Week Review 9/14/2023


For most of this week I focused on the vertical profiling float. I started off by setting some long term goals by writing a timeline and outline for the float this year. The project timeline should have a working float that we can test for reliability by the end of 2023.

Image of Sunk Robotics vertical profiling float

The goals for September are:

  • Choose communication technology
  • Choose easily available motor
  • Have CAD model of modular base
  • Having working example “ping, pong” radio code
  • Get a new bigger tube

Radio Selection

The first goal was choosing a communication technology. I had a few options in mind, LoRA with Meshtastic, raw LoRA, or packet radio. We want to avoid using any licensed bands on the float because we want to be able to easily on-board people without requiring a ham radio license.

We need to have our communication device have an external antenna so it can stick above the water.


Meshtastic logo

Meshtastic is a great project that makes it simple to set up a mesh network. Meshtastic has a well documented API with a Python library for it, but I could not find any other libraries for Arduino, C, or MicroPython.

Even if there were libraries for micro controllers, because of the way Meshtastic works, I would need two devices inside of the float. For some applications this might be worth it, but in the case of the float there are easier other solutions.

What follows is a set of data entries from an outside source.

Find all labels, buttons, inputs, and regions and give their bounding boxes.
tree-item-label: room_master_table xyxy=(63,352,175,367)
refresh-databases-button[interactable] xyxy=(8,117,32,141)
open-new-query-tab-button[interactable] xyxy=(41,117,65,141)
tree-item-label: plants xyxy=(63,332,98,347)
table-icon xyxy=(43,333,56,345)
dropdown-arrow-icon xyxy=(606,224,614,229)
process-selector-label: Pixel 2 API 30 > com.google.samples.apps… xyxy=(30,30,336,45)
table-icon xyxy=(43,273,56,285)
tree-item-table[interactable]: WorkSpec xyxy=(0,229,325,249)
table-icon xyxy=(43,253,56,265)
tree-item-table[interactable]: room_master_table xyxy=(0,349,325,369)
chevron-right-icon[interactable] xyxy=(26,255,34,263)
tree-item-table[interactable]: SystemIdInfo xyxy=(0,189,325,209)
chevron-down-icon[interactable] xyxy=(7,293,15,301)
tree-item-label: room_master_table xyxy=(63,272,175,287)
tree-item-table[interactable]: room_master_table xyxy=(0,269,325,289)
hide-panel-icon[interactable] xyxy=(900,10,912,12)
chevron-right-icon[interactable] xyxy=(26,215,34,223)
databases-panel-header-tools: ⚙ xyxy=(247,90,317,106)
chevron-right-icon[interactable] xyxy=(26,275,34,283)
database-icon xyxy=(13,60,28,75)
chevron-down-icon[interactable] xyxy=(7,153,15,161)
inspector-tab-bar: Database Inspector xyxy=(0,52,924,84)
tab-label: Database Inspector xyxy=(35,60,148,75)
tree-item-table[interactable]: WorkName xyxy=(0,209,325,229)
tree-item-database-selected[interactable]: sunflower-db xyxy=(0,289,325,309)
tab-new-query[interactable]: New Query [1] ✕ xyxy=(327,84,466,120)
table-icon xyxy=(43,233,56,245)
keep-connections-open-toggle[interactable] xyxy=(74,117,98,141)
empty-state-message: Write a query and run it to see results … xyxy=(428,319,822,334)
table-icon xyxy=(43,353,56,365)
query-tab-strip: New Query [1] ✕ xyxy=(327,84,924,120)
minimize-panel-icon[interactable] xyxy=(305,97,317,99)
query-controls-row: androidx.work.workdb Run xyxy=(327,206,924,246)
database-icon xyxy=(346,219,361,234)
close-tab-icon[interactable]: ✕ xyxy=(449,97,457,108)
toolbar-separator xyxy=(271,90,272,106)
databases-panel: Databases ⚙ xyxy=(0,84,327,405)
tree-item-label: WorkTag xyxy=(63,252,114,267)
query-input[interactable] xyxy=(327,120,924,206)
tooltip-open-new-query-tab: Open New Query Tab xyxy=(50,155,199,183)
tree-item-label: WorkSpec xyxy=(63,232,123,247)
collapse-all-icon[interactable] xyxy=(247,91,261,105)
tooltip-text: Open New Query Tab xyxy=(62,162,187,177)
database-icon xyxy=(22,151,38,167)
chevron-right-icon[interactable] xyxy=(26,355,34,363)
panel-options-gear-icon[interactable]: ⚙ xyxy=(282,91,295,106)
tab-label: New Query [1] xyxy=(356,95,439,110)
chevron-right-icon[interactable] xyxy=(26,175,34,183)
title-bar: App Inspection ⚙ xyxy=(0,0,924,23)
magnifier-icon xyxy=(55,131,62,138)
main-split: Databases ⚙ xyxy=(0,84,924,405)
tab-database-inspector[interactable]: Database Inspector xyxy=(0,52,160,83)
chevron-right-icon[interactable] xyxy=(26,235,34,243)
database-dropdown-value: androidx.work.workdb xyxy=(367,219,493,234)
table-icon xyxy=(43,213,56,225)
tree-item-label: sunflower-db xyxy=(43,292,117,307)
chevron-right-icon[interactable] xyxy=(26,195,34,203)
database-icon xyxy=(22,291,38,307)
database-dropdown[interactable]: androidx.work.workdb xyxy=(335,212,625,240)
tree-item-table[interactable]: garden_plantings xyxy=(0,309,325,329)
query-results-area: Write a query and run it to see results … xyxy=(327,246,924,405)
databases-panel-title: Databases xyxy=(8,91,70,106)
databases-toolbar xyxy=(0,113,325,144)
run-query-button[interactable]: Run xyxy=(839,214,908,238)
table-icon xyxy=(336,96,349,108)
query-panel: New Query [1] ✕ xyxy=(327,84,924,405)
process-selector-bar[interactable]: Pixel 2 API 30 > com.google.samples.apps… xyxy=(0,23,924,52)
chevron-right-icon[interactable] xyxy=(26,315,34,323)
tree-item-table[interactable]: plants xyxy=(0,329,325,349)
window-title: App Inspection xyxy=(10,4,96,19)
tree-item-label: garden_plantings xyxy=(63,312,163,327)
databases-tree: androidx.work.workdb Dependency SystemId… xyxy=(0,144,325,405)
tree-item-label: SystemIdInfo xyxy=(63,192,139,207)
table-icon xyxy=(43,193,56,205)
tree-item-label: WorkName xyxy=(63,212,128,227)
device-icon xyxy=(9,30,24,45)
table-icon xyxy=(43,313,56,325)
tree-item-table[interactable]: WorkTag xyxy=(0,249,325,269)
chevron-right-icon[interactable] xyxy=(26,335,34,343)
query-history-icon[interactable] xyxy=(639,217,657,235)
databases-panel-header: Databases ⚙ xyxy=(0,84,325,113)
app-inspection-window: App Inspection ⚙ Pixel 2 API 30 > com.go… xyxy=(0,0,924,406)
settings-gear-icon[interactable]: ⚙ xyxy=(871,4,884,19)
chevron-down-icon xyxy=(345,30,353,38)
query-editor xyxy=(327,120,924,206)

Meshtastic is a layer on top of LoRA. There are libraries for LoRA without Meshtastic for Arduino, but they seem over-complicated for this use case. We need to have the float in a testable condition by the end of December, so development time is of the essence.

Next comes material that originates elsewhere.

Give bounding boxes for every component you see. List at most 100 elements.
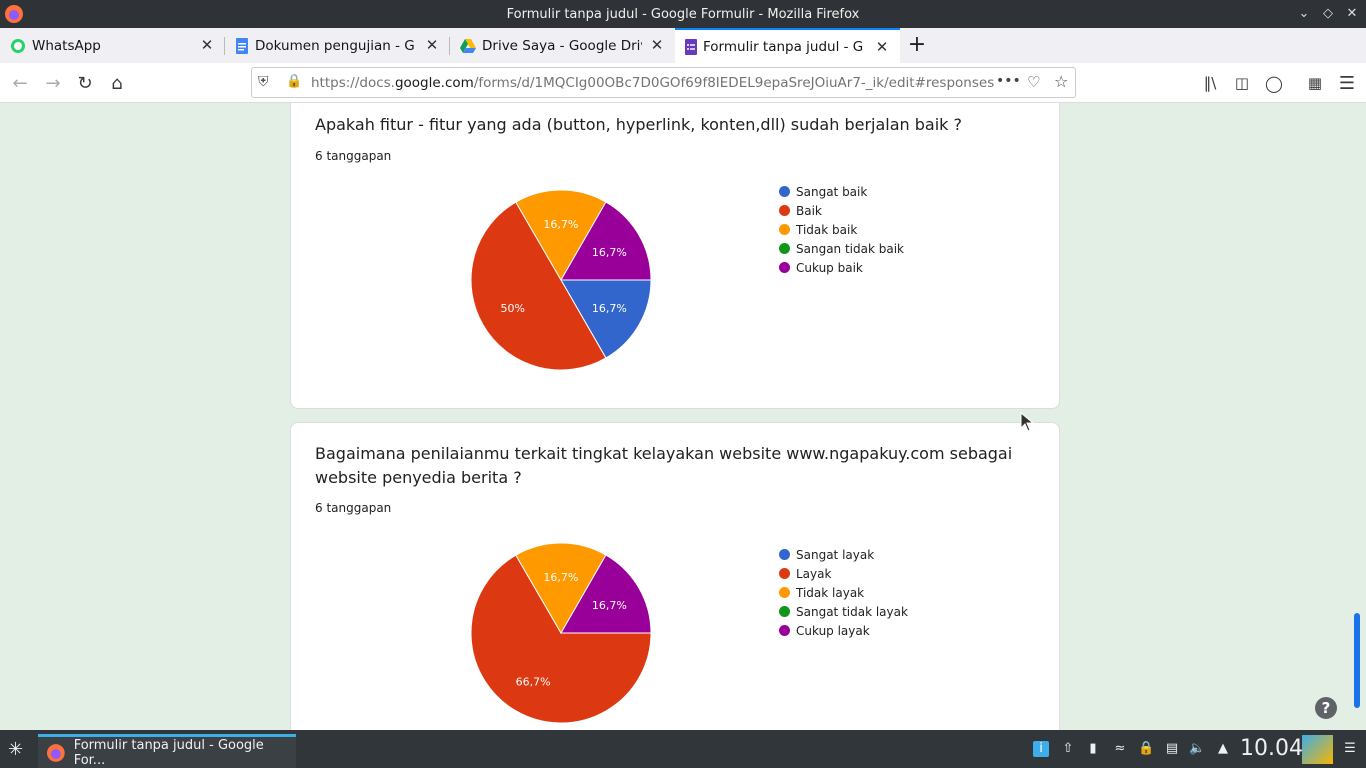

Another issue with LoRA is the selection of devices with external antennas is lacking.

Packet Radio

The simplest solution is Packet Radio. We had two RFM69HCW in the shop so I decided to try them. The documentation was excellent from Adafruit, and there are easy to use Arduino Libraries.

The RFM69HCW use external antennas so they seemed perfect for the job.

Image of RFM69HCW

Wiring Breadboard

I wired the RFM69HCW to Adafruit Metro Minis as cleanly as possible to make debugging them easier. I found that the RFM69HCW was a little bit inconient to put on a breadboard because it takes up nearly the entire width. I fixed this by using two breadboards rather then one.

I used the Radiohead Arduino library and was able to get the example code running.

Image of wired breadboard with RFM69HCW radio and Adafruit Metro Mini Microcontroller

Range Testing

From a few inches apart the radios were reliably able to communicate, but they started having difficulty at lengths as low as a foot. I started debugging it, it seemed that I had the radios set to the maximum power. I tested both 915Mhz and 433Mhz, but neither of them increased the distance.

Range test of radios connected to breadboard with anntena attached

I eventually realized that the antennas we had for the radios did not have a labeled frequency, and they were most likely for use with 2.4GHz, not 915Mhz radios. We did not have a 915Mhz antenna, so I made one myself.

I did this by cutting a 3 inch piece of solid core wire, making a Monopole antenna.

After doing more range testing I found that changing to a wire antenna made an improvement, but it can only transmit for about 10 feet. The radios are not labeled with a frequency so my next step in debugging them will be trying them at 433 megahertz with a proper length of wire.